Second, governments should substantially increase investment in digital infrastructure development while actively promoting the integration of intelligent management systems, IoT technologies, and big data analytics into both corporate operations and public administration frameworks. This dual approach will accelerate the digital transformation of enterprises and government entities alike, creating sustainable pathways for long-term pollution and carbon reduction. Concurrently, regional digital economy cooperation platforms should be established to facilitate intercity collaboration, enabling efficient resource sharing and complementary advantage utilization across jurisdictions. On the demand side, businesses must develop digital green consumption platforms that aggregate environmental product information and leverage big data analytics to precisely target consumers with sustainable product recommendations, thereby systematically cultivating green consumption patterns throughout society.
Furthermore, given the nonlinear diminishing returns of fixed-asset investment on digital infrastructure’s ability to synergistically enhance urban pollution reduction and carbon mitigation, governments should establish sustained monitoring and evaluation mechanisms. This mechanism should periodically assess the efficacy of digital infrastructure investments and enable dynamic adjustments to funding strategies. Once investment reaches a critical threshold, large-scale allocations toward digital infrastructure should be progressively scaled back, with priority shifting toward improving digital governance capabilities and advancing technological upgrades.
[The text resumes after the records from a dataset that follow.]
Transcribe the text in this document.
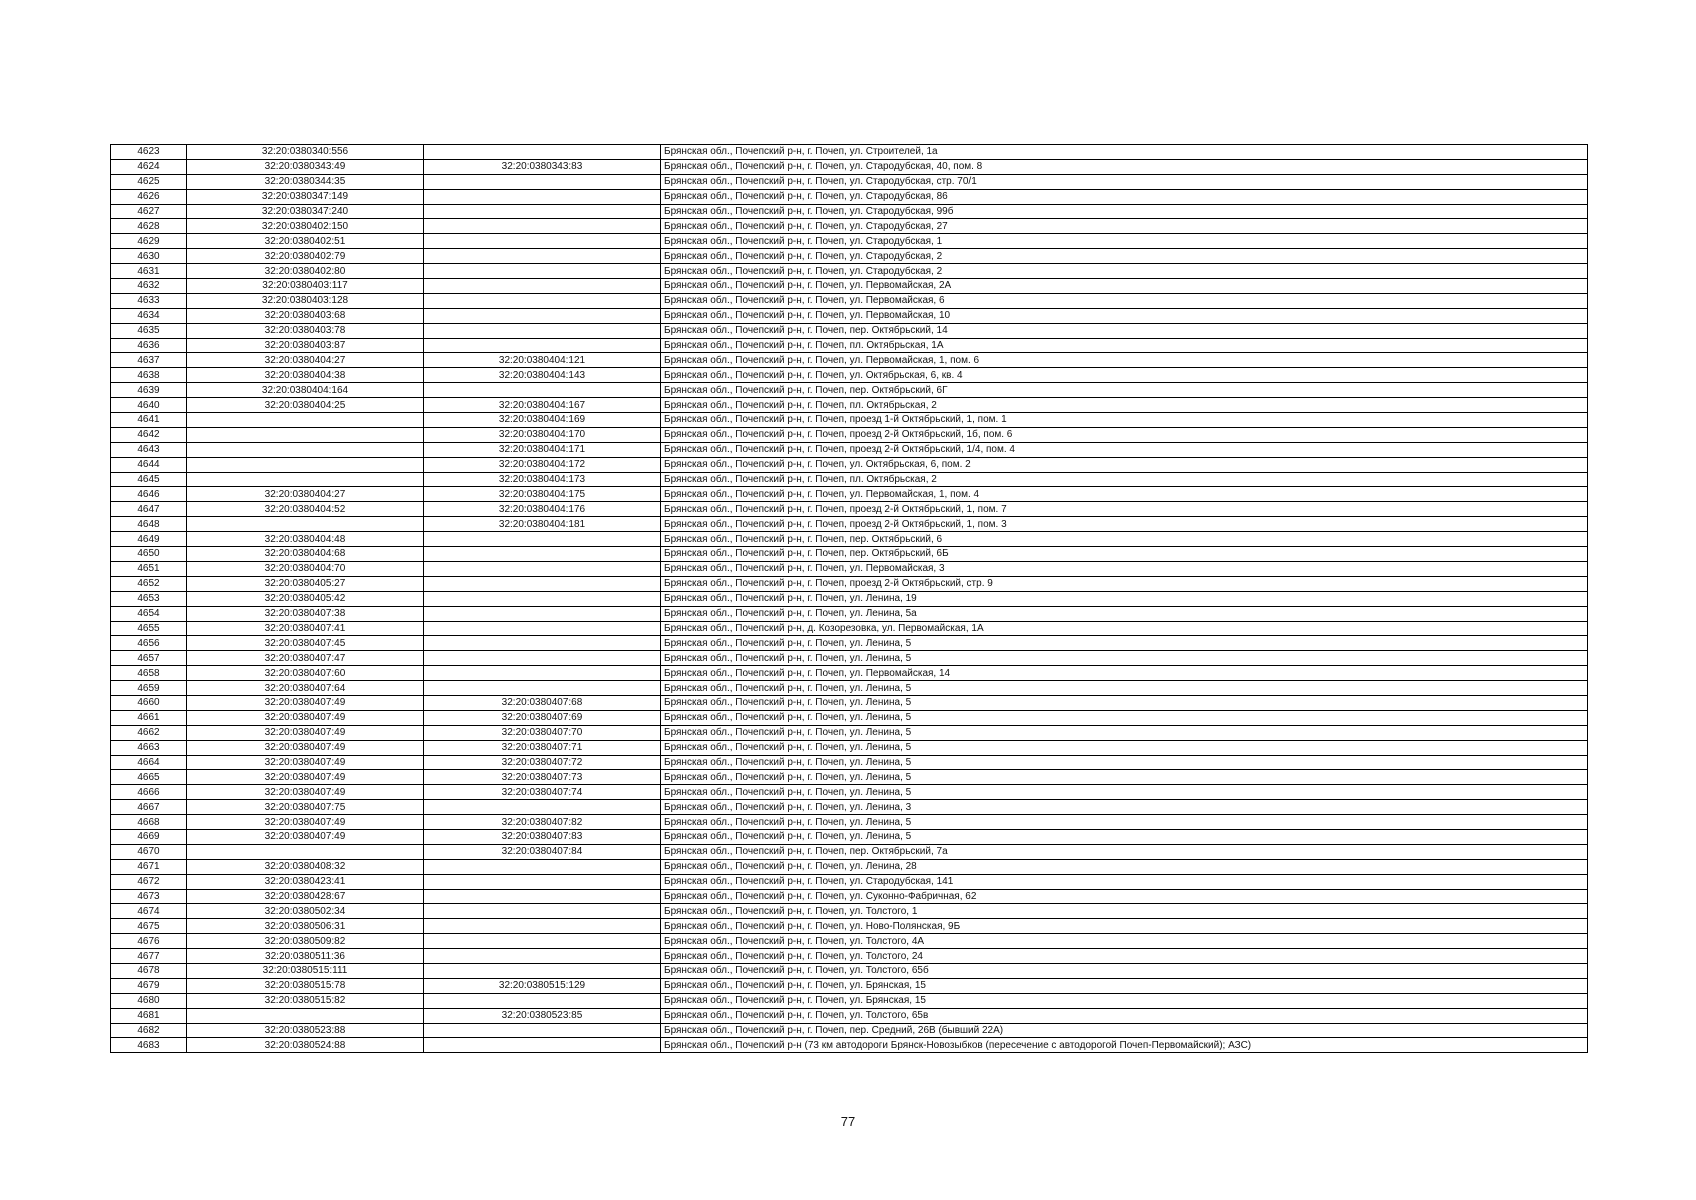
4623	32:20:0380340:556		Брянская обл., Почепский р-н, г. Почеп, ул. Строителей, 1а
4624	32:20:0380343:49	32:20:0380343:83	Брянская обл., Почепский р-н, г. Почеп, ул. Стародубская, 40, пом. 8
4625	32:20:0380344:35		Брянская обл., Почепский р-н, г. Почеп, ул. Стародубская, стр. 70/1
4626	32:20:0380347:149		Брянская обл., Почепский р-н, г. Почеп, ул. Стародубская, 86
4627	32:20:0380347:240		Брянская обл., Почепский р-н, г. Почеп, ул. Стародубская, 99б
4628	32:20:0380402:150		Брянская обл., Почепский р-н, г. Почеп, ул. Стародубская, 27
4629	32:20:0380402:51		Брянская обл., Почепский р-н, г. Почеп, ул. Стародубская, 1
4630	32:20:0380402:79		Брянская обл., Почепский р-н, г. Почеп, ул. Стародубская, 2
4631	32:20:0380402:80		Брянская обл., Почепский р-н, г. Почеп, ул. Стародубская, 2
4632	32:20:0380403:117		Брянская обл., Почепский р-н, г. Почеп, ул. Первомайская, 2А
4633	32:20:0380403:128		Брянская обл., Почепский р-н, г. Почеп, ул. Первомайская, 6
4634	32:20:0380403:68		Брянская обл., Почепский р-н, г. Почеп, ул. Первомайская, 10
4635	32:20:0380403:78		Брянская обл., Почепский р-н, г. Почеп, пер. Октябрьский, 14
4636	32:20:0380403:87		Брянская обл., Почепский р-н, г. Почеп, пл. Октябрьская, 1А
4637	32:20:0380404:27	32:20:0380404:121	Брянская обл., Почепский р-н, г. Почеп, ул. Первомайская, 1, пом. 6
4638	32:20:0380404:38	32:20:0380404:143	Брянская обл., Почепский р-н, г. Почеп, ул. Октябрьская, 6, кв. 4
4639	32:20:0380404:164		Брянская обл., Почепский р-н, г. Почеп, пер. Октябрьский, 6Г
4640	32:20:0380404:25	32:20:0380404:167	Брянская обл., Почепский р-н, г. Почеп, пл. Октябрьская, 2
4641		32:20:0380404:169	Брянская обл., Почепский р-н, г. Почеп, проезд 1-й Октябрьский, 1, пом. 1
4642		32:20:0380404:170	Брянская обл., Почепский р-н, г. Почеп, проезд 2-й Октябрьский, 1б, пом. 6
4643		32:20:0380404:171	Брянская обл., Почепский р-н, г. Почеп, проезд 2-й Октябрьский, 1/4, пом. 4
4644		32:20:0380404:172	Брянская обл., Почепский р-н, г. Почеп, ул. Октябрьская, 6, пом. 2
4645		32:20:0380404:173	Брянская обл., Почепский р-н, г. Почеп, пл. Октябрьская, 2
4646	32:20:0380404:27	32:20:0380404:175	Брянская обл., Почепский р-н, г. Почеп, ул. Первомайская, 1, пом. 4
4647	32:20:0380404:52	32:20:0380404:176	Брянская обл., Почепский р-н, г. Почеп, проезд 2-й Октябрьский, 1, пом. 7
4648		32:20:0380404:181	Брянская обл., Почепский р-н, г. Почеп, проезд 2-й Октябрьский, 1, пом. 3
4649	32:20:0380404:48		Брянская обл., Почепский р-н, г. Почеп, пер. Октябрьский, 6
4650	32:20:0380404:68		Брянская обл., Почепский р-н, г. Почеп, пер. Октябрьский, 6Б
4651	32:20:0380404:70		Брянская обл., Почепский р-н, г. Почеп, ул. Первомайская, 3
4652	32:20:0380405:27		Брянская обл., Почепский р-н, г. Почеп, проезд 2-й Октябрьский, стр. 9
4653	32:20:0380405:42		Брянская обл., Почепский р-н, г. Почеп, ул. Ленина, 19
4654	32:20:0380407:38		Брянская обл., Почепский р-н, г. Почеп, ул. Ленина, 5а
4655	32:20:0380407:41		Брянская обл., Почепский р-н, д. Козорезовка, ул. Первомайская, 1А
4656	32:20:0380407:45		Брянская обл., Почепский р-н, г. Почеп, ул. Ленина, 5
4657	32:20:0380407:47		Брянская обл., Почепский р-н, г. Почеп, ул. Ленина, 5
4658	32:20:0380407:60		Брянская обл., Почепский р-н, г. Почеп, ул. Первомайская, 14
4659	32:20:0380407:64		Брянская обл., Почепский р-н, г. Почеп, ул. Ленина, 5
4660	32:20:0380407:49	32:20:0380407:68	Брянская обл., Почепский р-н, г. Почеп, ул. Ленина, 5
4661	32:20:0380407:49	32:20:0380407:69	Брянская обл., Почепский р-н, г. Почеп, ул. Ленина, 5
4662	32:20:0380407:49	32:20:0380407:70	Брянская обл., Почепский р-н, г. Почеп, ул. Ленина, 5
4663	32:20:0380407:49	32:20:0380407:71	Брянская обл., Почепский р-н, г. Почеп, ул. Ленина, 5
4664	32:20:0380407:49	32:20:0380407:72	Брянская обл., Почепский р-н, г. Почеп, ул. Ленина, 5
4665	32:20:0380407:49	32:20:0380407:73	Брянская обл., Почепский р-н, г. Почеп, ул. Ленина, 5
4666	32:20:0380407:49	32:20:0380407:74	Брянская обл., Почепский р-н, г. Почеп, ул. Ленина, 5
4667	32:20:0380407:75		Брянская обл., Почепский р-н, г. Почеп, ул. Ленина, 3
4668	32:20:0380407:49	32:20:0380407:82	Брянская обл., Почепский р-н, г. Почеп, ул. Ленина, 5
4669	32:20:0380407:49	32:20:0380407:83	Брянская обл., Почепский р-н, г. Почеп, ул. Ленина, 5
4670		32:20:0380407:84	Брянская обл., Почепский р-н, г. Почеп, пер. Октябрьский, 7а
4671	32:20:0380408:32		Брянская обл., Почепский р-н, г. Почеп, ул. Ленина, 28
4672	32:20:0380423:41		Брянская обл., Почепский р-н, г. Почеп, ул. Стародубская, 141
4673	32:20:0380428:67		Брянская обл., Почепский р-н, г. Почеп, ул. Суконно-Фабричная, 62
4674	32:20:0380502:34		Брянская обл., Почепский р-н, г. Почеп, ул. Толстого, 1
4675	32:20:0380506:31		Брянская обл., Почепский р-н, г. Почеп, ул. Ново-Полянская, 9Б
4676	32:20:0380509:82		Брянская обл., Почепский р-н, г. Почеп, ул. Толстого, 4А
4677	32:20:0380511:36		Брянская обл., Почепский р-н, г. Почеп, ул. Толстого, 24
4678	32:20:0380515:111		Брянская обл., Почепский р-н, г. Почеп, ул. Толстого, 65б
4679	32:20:0380515:78	32:20:0380515:129	Брянская обл., Почепский р-н, г. Почеп, ул. Брянская, 15
4680	32:20:0380515:82		Брянская обл., Почепский р-н, г. Почеп, ул. Брянская, 15
4681		32:20:0380523:85	Брянская обл., Почепский р-н, г. Почеп, ул. Толстого, 65в
4682	32:20:0380523:88		Брянская обл., Почепский р-н, г. Почеп, пер. Средний, 26В (бывший 22А)
4683	32:20:0380524:88		Брянская обл., Почепский р-н (73 км автодороги Брянск-Новозыбков (пересечение с автодорогой Почеп-Первомайский); АЗС)
77
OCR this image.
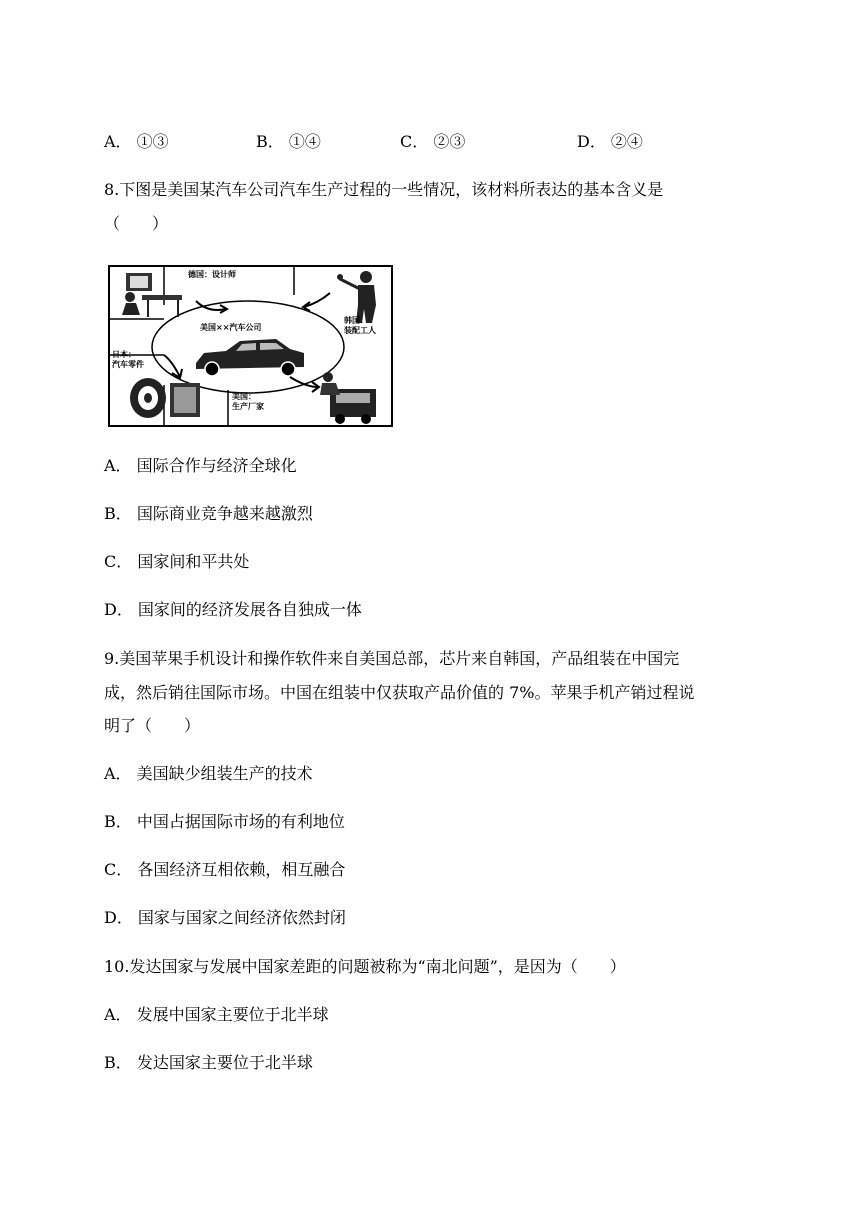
A． ①③	B． ①④	C． ②③	D． ②④
8.下图是美国某汽车公司汽车生产过程的一些情况，该材料所表达的基本含义是
（　　）
美国××汽车公司
德国：设计师
韩国：
装配工人
日本：
汽车零件
美国：
生产厂家
A． 国际合作与经济全球化
B． 国际商业竞争越来越激烈
C． 国家间和平共处
D． 国家间的经济发展各自独成一体
9.美国苹果手机设计和操作软件来自美国总部，芯片来自韩国，产品组装在中国完
成，然后销往国际市场。中国在组装中仅获取产品价值的 7%。苹果手机产销过程说
明了（　　）
A． 美国缺少组装生产的技术
B． 中国占据国际市场的有利地位
C． 各国经济互相依赖，相互融合
D． 国家与国家之间经济依然封闭
10.发达国家与发展中国家差距的问题被称为“南北问题”，是因为（　　）
A． 发展中国家主要位于北半球
B． 发达国家主要位于北半球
Finally, given the heterogeneous characteristics of cities, it is essential to formulate targeted policy measures customized to regional particularities. Compared with eastern regions, governments should implement targeted fiscal subsidies and policy incentives to increase digital infrastructure investment in central and western regions, thereby attracting private sector participation. Considering variations in national resource endowments, resource-rich countries should leverage their inherent advantages to drive the digital transformation of traditional industries. In contrast, resource-scarce nations can engage in regional cooperation to share resources and technologies, achieving mutually beneficial complementarity. For regions with relatively weak environmental regulations, stringent enforcement of environmental policies is imperative. The strengthened environmental oversight of enterprises, coupled with the implementation of rigorous environmental standards, can compel firms to pursue green technology innovation and industrial upgrading.
7.4. Research Limitations
This study leaves room for further exploration in several directions. First, with respect to variable measurement, while we employed the superefficiency SBM model to assess the SPCM, future research could develop more appropriate indicators for evaluating the urban SPCM. Second, in terms of mechanism analysis, the current study’s mechanism analysis does not account for structural effects; subsequent work could further investigate the structural effects. Third, concerning the research scope, our analysis did not address the spatial spillover effects of digital infrastructure, which warrants deeper examination in future studies. Finally, with respect to sample selection, extending the dataset to cross-national panel data would allow researchers to explore how digital infrastructure influences synergistic pollution–carbon governance across different types of cities in various national contexts.